Scott Harrison, an activist who assisted Liberal candidate for Lara Tony McManus and Liberal candidate for Bellarine Ron Nelson, had been a prominent member of the white supremacist group, Church of Creativity. The group was founded in the US in 1973 with the purpose of uniting white people through a common, racist cultural and political organisation.
Harrison did not deny his six-year involvement in the Church of Creativity, telling The Age that he now completely distanced himself from his past ideology. He also stated that his close associates in the Liberal Party knew of his history in the neo-Nazi group.
However, Liberal state director Damien Mantach said the party was unaware of Harrison’s past affiliation.

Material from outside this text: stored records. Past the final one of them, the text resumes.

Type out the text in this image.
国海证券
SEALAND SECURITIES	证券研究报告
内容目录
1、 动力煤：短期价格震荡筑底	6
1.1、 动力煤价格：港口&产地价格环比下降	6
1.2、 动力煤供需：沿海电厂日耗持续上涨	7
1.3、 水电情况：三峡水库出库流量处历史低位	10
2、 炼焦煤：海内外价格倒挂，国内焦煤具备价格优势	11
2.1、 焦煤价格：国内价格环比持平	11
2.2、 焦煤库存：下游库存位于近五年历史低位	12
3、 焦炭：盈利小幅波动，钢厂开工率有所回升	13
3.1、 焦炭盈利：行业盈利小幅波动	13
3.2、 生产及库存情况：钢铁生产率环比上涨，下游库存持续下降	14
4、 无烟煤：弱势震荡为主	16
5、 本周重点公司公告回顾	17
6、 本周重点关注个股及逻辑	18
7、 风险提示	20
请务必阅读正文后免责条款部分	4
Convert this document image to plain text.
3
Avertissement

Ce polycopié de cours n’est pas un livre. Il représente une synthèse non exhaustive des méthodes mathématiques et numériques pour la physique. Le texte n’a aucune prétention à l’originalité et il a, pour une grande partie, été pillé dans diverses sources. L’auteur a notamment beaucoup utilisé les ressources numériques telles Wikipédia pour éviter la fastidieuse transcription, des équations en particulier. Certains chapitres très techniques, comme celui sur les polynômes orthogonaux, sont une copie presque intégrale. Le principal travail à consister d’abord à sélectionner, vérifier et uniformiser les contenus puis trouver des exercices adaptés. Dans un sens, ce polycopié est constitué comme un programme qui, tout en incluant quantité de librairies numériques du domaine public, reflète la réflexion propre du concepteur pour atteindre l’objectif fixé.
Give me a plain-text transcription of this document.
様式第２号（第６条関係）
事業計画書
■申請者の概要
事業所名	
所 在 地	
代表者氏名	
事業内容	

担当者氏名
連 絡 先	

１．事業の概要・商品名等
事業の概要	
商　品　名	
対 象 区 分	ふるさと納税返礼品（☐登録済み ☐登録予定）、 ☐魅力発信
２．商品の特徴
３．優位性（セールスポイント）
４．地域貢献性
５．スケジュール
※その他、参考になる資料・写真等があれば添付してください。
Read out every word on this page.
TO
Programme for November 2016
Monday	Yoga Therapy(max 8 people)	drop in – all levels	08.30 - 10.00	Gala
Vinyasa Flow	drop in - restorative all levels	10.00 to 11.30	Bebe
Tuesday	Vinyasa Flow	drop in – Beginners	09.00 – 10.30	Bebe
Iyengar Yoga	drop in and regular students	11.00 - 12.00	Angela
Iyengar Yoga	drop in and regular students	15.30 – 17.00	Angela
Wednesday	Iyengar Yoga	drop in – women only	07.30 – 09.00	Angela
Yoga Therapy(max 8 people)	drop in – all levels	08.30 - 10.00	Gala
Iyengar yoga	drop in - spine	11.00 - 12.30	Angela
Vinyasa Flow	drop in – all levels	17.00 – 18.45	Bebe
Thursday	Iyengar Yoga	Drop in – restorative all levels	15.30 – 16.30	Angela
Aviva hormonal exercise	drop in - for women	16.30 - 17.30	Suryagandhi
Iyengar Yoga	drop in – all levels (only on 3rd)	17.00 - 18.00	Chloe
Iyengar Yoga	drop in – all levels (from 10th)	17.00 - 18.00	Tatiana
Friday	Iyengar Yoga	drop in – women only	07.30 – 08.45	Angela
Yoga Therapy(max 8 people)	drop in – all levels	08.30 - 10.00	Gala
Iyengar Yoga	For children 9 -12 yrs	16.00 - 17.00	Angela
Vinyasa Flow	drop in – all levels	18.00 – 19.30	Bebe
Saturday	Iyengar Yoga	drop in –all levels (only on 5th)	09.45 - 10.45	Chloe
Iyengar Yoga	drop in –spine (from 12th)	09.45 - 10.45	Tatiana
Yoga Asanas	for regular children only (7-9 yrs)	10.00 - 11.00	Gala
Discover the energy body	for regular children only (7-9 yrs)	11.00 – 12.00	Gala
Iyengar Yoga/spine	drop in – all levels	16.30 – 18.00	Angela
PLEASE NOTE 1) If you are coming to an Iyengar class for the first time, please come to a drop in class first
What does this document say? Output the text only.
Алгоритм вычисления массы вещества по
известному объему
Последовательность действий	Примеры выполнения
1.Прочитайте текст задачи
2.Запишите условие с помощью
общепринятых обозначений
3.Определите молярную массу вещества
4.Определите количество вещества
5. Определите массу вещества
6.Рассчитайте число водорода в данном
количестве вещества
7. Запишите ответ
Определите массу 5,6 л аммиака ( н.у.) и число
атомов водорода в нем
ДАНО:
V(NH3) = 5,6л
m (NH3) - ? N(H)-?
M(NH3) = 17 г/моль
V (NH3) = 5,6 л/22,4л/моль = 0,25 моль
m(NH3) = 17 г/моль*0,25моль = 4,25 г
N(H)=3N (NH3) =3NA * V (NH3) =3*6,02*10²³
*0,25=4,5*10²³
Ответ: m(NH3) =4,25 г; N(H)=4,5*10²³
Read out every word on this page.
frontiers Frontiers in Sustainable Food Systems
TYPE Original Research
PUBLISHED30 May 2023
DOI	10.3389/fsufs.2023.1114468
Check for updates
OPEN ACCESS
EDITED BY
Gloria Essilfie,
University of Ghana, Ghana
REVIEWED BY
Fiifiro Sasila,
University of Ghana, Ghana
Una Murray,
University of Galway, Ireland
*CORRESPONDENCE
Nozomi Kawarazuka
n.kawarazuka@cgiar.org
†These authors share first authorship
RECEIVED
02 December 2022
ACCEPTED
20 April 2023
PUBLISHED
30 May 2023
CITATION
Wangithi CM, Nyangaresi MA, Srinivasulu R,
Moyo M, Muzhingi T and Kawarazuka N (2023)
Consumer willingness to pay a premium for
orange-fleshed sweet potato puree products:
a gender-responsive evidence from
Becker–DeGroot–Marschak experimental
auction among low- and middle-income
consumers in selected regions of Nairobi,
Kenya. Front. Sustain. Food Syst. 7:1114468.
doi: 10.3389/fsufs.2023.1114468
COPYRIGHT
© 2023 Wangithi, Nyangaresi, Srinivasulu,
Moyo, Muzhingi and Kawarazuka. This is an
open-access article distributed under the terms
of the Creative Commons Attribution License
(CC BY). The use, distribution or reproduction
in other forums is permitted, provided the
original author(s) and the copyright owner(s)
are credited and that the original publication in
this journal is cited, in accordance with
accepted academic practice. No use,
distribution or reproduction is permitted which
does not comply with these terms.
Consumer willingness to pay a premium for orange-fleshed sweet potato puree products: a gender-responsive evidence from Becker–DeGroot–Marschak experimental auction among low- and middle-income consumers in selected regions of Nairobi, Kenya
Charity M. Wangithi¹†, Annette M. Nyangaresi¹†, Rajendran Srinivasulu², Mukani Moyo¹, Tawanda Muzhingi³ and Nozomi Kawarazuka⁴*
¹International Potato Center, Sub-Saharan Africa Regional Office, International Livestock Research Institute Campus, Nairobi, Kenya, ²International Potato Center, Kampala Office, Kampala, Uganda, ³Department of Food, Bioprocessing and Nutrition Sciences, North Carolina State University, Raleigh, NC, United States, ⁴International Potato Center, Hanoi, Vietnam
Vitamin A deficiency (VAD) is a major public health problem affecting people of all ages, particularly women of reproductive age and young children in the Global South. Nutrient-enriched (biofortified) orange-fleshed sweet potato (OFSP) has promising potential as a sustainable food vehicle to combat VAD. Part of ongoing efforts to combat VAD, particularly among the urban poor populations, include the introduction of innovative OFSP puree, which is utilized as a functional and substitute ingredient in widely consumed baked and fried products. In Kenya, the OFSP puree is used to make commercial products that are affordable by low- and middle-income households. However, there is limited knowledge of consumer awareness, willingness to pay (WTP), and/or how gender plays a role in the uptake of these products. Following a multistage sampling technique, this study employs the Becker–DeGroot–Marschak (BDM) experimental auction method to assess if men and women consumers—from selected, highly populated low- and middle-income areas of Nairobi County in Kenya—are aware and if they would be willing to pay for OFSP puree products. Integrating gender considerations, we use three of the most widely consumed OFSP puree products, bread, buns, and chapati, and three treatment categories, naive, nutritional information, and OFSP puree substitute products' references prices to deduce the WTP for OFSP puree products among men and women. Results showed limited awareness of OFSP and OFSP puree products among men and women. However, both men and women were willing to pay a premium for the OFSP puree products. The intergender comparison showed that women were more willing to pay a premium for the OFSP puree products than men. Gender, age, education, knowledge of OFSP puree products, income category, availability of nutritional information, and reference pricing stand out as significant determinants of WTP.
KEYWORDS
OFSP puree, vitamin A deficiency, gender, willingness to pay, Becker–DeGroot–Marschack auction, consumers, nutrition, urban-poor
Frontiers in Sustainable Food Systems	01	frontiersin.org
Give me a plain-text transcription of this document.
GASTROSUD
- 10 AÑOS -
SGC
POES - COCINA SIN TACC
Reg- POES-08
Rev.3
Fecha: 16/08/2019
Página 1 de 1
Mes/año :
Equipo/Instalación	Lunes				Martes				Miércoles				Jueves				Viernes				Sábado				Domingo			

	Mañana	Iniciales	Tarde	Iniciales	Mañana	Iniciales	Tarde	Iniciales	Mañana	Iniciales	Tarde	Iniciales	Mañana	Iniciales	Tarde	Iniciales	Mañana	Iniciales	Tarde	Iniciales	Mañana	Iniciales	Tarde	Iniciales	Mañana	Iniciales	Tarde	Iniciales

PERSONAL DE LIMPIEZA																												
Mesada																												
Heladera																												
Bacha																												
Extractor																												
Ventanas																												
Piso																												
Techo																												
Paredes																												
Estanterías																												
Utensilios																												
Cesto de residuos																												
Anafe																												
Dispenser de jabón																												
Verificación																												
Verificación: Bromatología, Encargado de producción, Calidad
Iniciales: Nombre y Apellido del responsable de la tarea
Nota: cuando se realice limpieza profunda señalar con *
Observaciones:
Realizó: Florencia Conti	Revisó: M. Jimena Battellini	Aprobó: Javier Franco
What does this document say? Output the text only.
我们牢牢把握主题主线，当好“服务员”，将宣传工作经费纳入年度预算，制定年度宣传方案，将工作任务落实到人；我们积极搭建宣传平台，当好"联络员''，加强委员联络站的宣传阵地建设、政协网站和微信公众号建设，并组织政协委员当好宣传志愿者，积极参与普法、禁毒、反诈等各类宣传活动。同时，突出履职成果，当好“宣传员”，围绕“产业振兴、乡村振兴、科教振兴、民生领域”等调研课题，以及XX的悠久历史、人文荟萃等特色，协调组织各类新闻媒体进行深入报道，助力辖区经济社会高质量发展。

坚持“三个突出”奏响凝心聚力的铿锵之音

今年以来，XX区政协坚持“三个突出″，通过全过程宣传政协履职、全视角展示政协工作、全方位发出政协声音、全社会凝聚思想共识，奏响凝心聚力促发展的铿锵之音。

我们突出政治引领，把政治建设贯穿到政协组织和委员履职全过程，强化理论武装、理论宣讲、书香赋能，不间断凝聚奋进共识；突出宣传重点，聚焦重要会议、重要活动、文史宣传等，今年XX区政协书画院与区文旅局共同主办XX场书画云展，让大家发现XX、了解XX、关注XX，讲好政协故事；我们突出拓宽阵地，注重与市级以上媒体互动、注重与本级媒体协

“His comments are unacceptable and do not reflect the views of the Liberal Party,” he said.
“He has now resigned from the party, effective immediately”.
Dvir Abramovich, Chairman of the B’nai B’rith Anti-Defamation Commission said his organisation was not concerned about the matter.
“He was a nobody, he’s been humiliated and he’s resigned. There’s no indication that he had any support in the Liberal Party,” he told J-Wire
In 2010, Harrison was appointed a “reverend” in the Church of Creativity and thereafter espoused a range of antisemitic and racist views in the group’s magazine, including that the Port Arthur massacre was a plot by Jews and that he would use the his role as a minister of religion “to the best interests of the white race”.
Previously, he had been photographed posing with a Nazi salute in front of a swastika.
The Church of Creativity Victoria’s website details the organisation’s five core beliefs, of which the first two state that “our Race is our Religion” and “the White Race is Nature’s Finest”. Its page of suggested reading material includes Hitler’s Mein Kamp and Henry Ford’s The International Jew.